What made us think that he might be autistic (and I think it would be mildly so) is that he doesn't like other children, he plays on his own and in the last month if they come near him he starts flapping at them, to hit them. Kind of to get them away from him.
He also has slightly obsessive behaviour, he loves doors at the moment. But you can lure him away from them eventually and sometimes quite quickly.
He has no imaginative play at all so far. We have shown him how to play with cars, offer him a car and he gives it back for you to play with and him to watch. If you ask him what to do with a brush or the phone, he will act it, but won't do it of his own accord, and won't pretend a teddy is doing it or whatever.

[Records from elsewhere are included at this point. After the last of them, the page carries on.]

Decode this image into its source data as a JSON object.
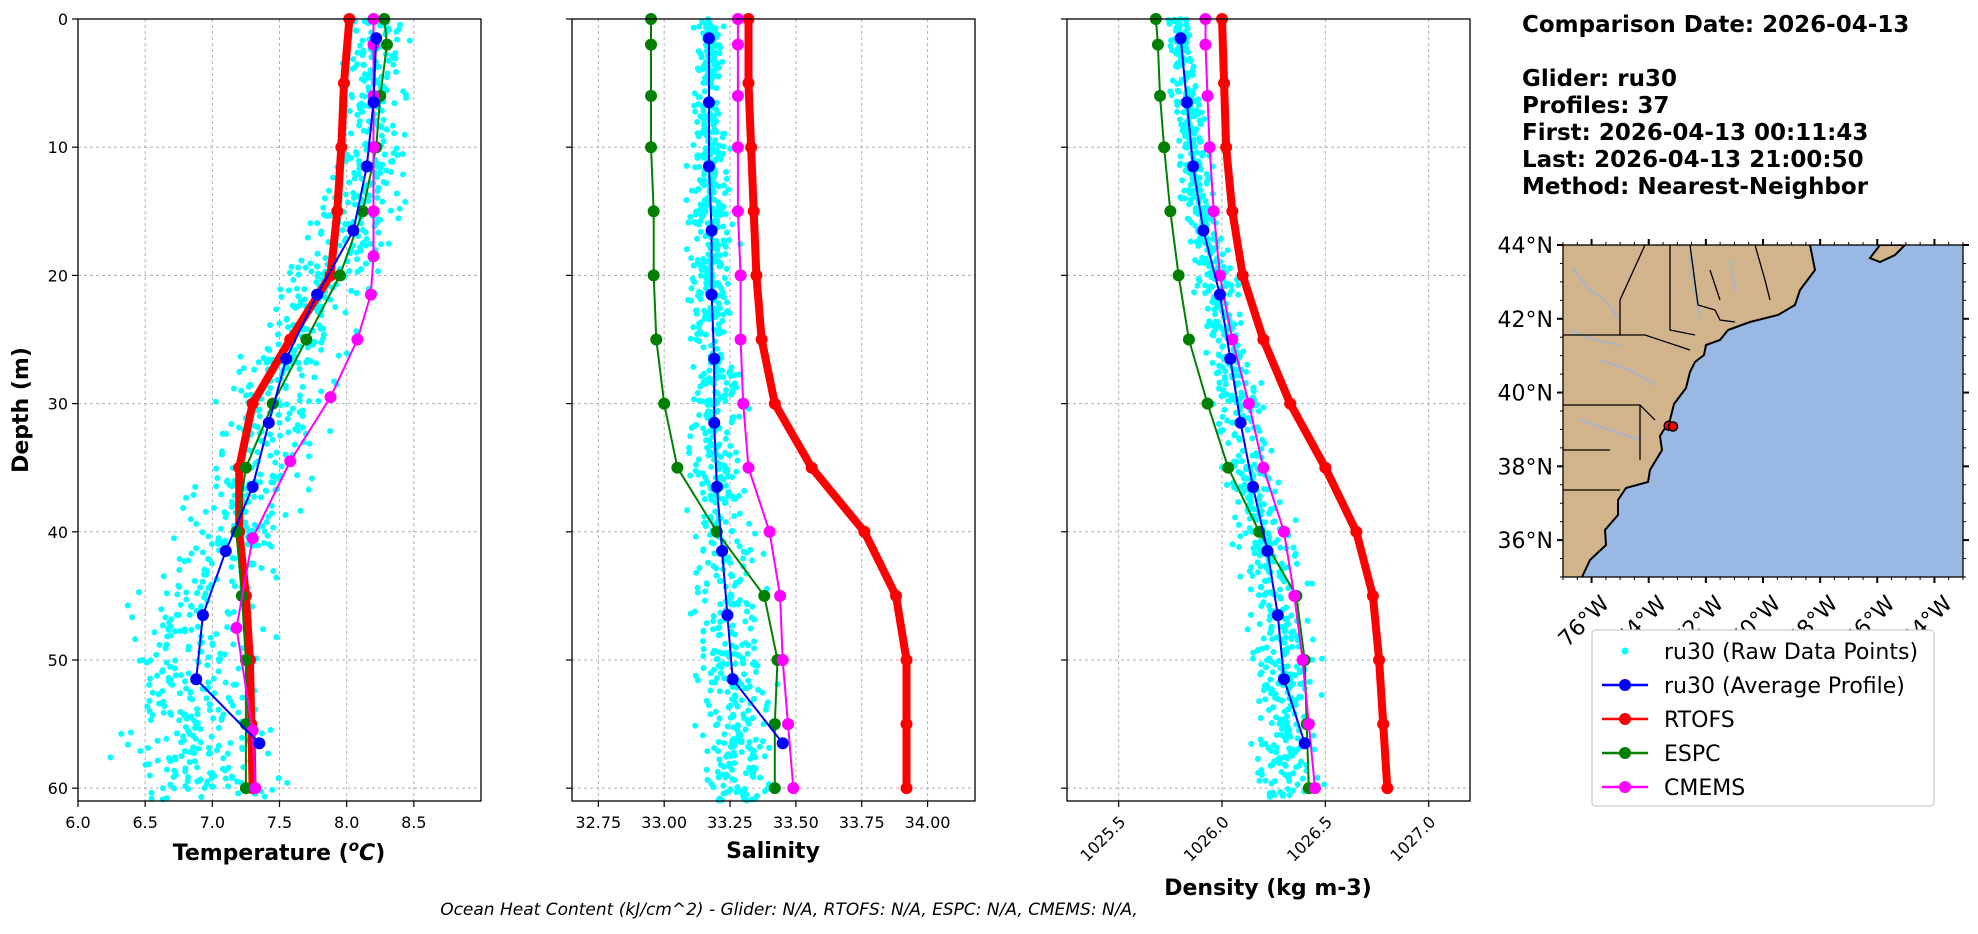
{
  "info": {
    "comparison_date": "Comparison Date: 2026-04-13",
    "glider": "Glider: ru30",
    "profiles": "Profiles: 37",
    "first": "First: 2026-04-13 00:11:43",
    "last": "Last: 2026-04-13 21:00:50",
    "method": "Method: Nearest-Neighbor"
  },
  "footer": "Ocean Heat Content (kJ/cm^2) - Glider: N/A,  RTOFS: N/A,  ESPC: N/A,  CMEMS: N/A,",
  "colors": {
    "raw": "#00ffff",
    "glider_avg": "#0000ff",
    "rtofs": "#ff0000",
    "espc": "#008000",
    "cmems": "#ff00ff",
    "land": "#d2b48c",
    "ocean": "#9ab8e4",
    "rivers": "#9bb3d4"
  },
  "chart_data": [
    {
      "type": "line",
      "xlabel": "Temperature (°C)",
      "ylabel": "Depth (m)",
      "xlim": [
        6.0,
        9.0
      ],
      "ylim": [
        61,
        0
      ],
      "xticks": [
        "6.0",
        "6.5",
        "7.0",
        "7.5",
        "8.0",
        "8.5"
      ],
      "yticks": [
        "0",
        "10",
        "20",
        "30",
        "40",
        "50",
        "60"
      ],
      "grid": true,
      "y_inverted": true,
      "depth": [
        1.5,
        6.5,
        11.5,
        16.5,
        21.5,
        26.5,
        31.5,
        36.5,
        41.5,
        46.5,
        51.5,
        56.5
      ],
      "series": [
        {
          "name": "ru30 (Average Profile)",
          "values": [
            8.22,
            8.2,
            8.15,
            8.05,
            7.78,
            7.55,
            7.42,
            7.3,
            7.1,
            6.93,
            6.88,
            7.35
          ]
        },
        {
          "name": "RTOFS",
          "depth": [
            0,
            5,
            10,
            15,
            20,
            25,
            30,
            35,
            40,
            45,
            50,
            55,
            60
          ],
          "values": [
            8.02,
            7.98,
            7.96,
            7.93,
            7.88,
            7.58,
            7.3,
            7.2,
            7.2,
            7.25,
            7.28,
            7.29,
            7.3
          ]
        },
        {
          "name": "ESPC",
          "depth": [
            0,
            2,
            6,
            10,
            15,
            20,
            25,
            30,
            35,
            40,
            45,
            50,
            55,
            60
          ],
          "values": [
            8.28,
            8.3,
            8.25,
            8.22,
            8.12,
            7.95,
            7.7,
            7.45,
            7.25,
            7.18,
            7.22,
            7.25,
            7.25,
            7.25
          ]
        },
        {
          "name": "CMEMS",
          "depth": [
            0,
            2,
            6,
            10,
            15,
            18.5,
            21.5,
            25,
            29.5,
            34.5,
            40.5,
            47.5,
            55.5,
            60
          ],
          "values": [
            8.2,
            8.2,
            8.2,
            8.2,
            8.2,
            8.2,
            8.18,
            8.08,
            7.88,
            7.58,
            7.3,
            7.18,
            7.3,
            7.32
          ]
        }
      ]
    },
    {
      "type": "line",
      "xlabel": "Salinity",
      "xlim": [
        32.65,
        34.18
      ],
      "ylim": [
        61,
        0
      ],
      "xticks": [
        "32.75",
        "33.00",
        "33.25",
        "33.50",
        "33.75",
        "34.00"
      ],
      "grid": true,
      "y_inverted": true,
      "depth": [
        1.5,
        6.5,
        11.5,
        16.5,
        21.5,
        26.5,
        31.5,
        36.5,
        41.5,
        46.5,
        51.5,
        56.5
      ],
      "series": [
        {
          "name": "ru30 (Average Profile)",
          "values": [
            33.17,
            33.17,
            33.17,
            33.18,
            33.18,
            33.19,
            33.19,
            33.2,
            33.22,
            33.24,
            33.26,
            33.45
          ]
        },
        {
          "name": "RTOFS",
          "depth": [
            0,
            5,
            10,
            15,
            20,
            25,
            30,
            35,
            40,
            45,
            50,
            55,
            60
          ],
          "values": [
            33.32,
            33.32,
            33.33,
            33.34,
            33.35,
            33.37,
            33.42,
            33.56,
            33.76,
            33.88,
            33.92,
            33.92,
            33.92
          ]
        },
        {
          "name": "ESPC",
          "depth": [
            0,
            2,
            6,
            10,
            15,
            20,
            25,
            30,
            35,
            40,
            45,
            50,
            55,
            60
          ],
          "values": [
            32.95,
            32.95,
            32.95,
            32.95,
            32.96,
            32.96,
            32.97,
            33.0,
            33.05,
            33.2,
            33.38,
            33.43,
            33.42,
            33.42
          ]
        },
        {
          "name": "CMEMS",
          "depth": [
            0,
            2,
            6,
            10,
            15,
            20,
            25,
            30,
            35,
            40,
            45,
            50,
            55,
            60
          ],
          "values": [
            33.28,
            33.28,
            33.28,
            33.28,
            33.28,
            33.29,
            33.29,
            33.3,
            33.32,
            33.4,
            33.44,
            33.45,
            33.47,
            33.49
          ]
        }
      ]
    },
    {
      "type": "line",
      "xlabel": "Density (kg m-3)",
      "xlim": [
        1025.25,
        1027.2
      ],
      "ylim": [
        61,
        0
      ],
      "xticks": [
        "1025.5",
        "1026.0",
        "1026.5",
        "1027.0"
      ],
      "grid": true,
      "y_inverted": true,
      "depth": [
        1.5,
        6.5,
        11.5,
        16.5,
        21.5,
        26.5,
        31.5,
        36.5,
        41.5,
        46.5,
        51.5,
        56.5
      ],
      "series": [
        {
          "name": "ru30 (Average Profile)",
          "values": [
            1025.8,
            1025.83,
            1025.86,
            1025.91,
            1025.99,
            1026.04,
            1026.09,
            1026.15,
            1026.22,
            1026.27,
            1026.3,
            1026.4
          ]
        },
        {
          "name": "RTOFS",
          "depth": [
            0,
            5,
            10,
            15,
            20,
            25,
            30,
            35,
            40,
            45,
            50,
            55,
            60
          ],
          "values": [
            1026.0,
            1026.01,
            1026.02,
            1026.05,
            1026.1,
            1026.2,
            1026.33,
            1026.5,
            1026.65,
            1026.73,
            1026.76,
            1026.78,
            1026.8
          ]
        },
        {
          "name": "ESPC",
          "depth": [
            0,
            2,
            6,
            10,
            15,
            20,
            25,
            30,
            35,
            40,
            45,
            50,
            55,
            60
          ],
          "values": [
            1025.68,
            1025.69,
            1025.7,
            1025.72,
            1025.75,
            1025.79,
            1025.84,
            1025.93,
            1026.03,
            1026.18,
            1026.36,
            1026.4,
            1026.41,
            1026.42
          ]
        },
        {
          "name": "CMEMS",
          "depth": [
            0,
            2,
            6,
            10,
            15,
            20,
            25,
            30,
            35,
            40,
            45,
            50,
            55,
            60
          ],
          "values": [
            1025.92,
            1025.92,
            1025.93,
            1025.94,
            1025.96,
            1025.99,
            1026.05,
            1026.13,
            1026.2,
            1026.3,
            1026.35,
            1026.39,
            1026.42,
            1026.45
          ]
        }
      ]
    },
    {
      "type": "map",
      "lon_ticks": [
        "76°W",
        "74°W",
        "72°W",
        "70°W",
        "68°W",
        "66°W",
        "64°W"
      ],
      "lat_ticks": [
        "44°N",
        "42°N",
        "40°N",
        "38°N",
        "36°N"
      ],
      "lon_range": [
        -77.0,
        -63.0
      ],
      "lat_range": [
        35.0,
        44.0
      ],
      "glider_points": [
        [
          -73.3,
          39.1
        ],
        [
          -73.15,
          39.08
        ]
      ]
    }
  ],
  "legend": {
    "entries": [
      "ru30 (Raw Data Points)",
      "ru30 (Average Profile)",
      "RTOFS",
      "ESPC",
      "CMEMS"
    ]
  }
}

His pointing skills are getting better, before he used to use my hand to point at a picture in a book, now he points (not necessarily with his index finger) and now that he is nearly walking, he has been going to point to things, but he has to touch them. He doesn't do distance pointing.
He loves books and a wide selection of books, although he has his favourites.
He has no language at the moment, but does babble, also kind of sings.
He has weak muscle tone in his legs and very bendy joints so has only just started walking on his own, with lots of falling down.
Having said all this, I think he has good eye contact, he likes a cuddle and will come for a cuddle if something has upset him, or he is tired. He sleeps and eats well. He was late with all his milestones (he didn't smile until over 3 months old) so I still hope that he will "get it", but just later than everyone else.
I don't want him to be assessed too early, but I also feel like I am in limbo, waiting to see if he will get worse, or improve. i know that he isn't like the other children, even the physio said that today.
Thanks for reading and telling me your experiences.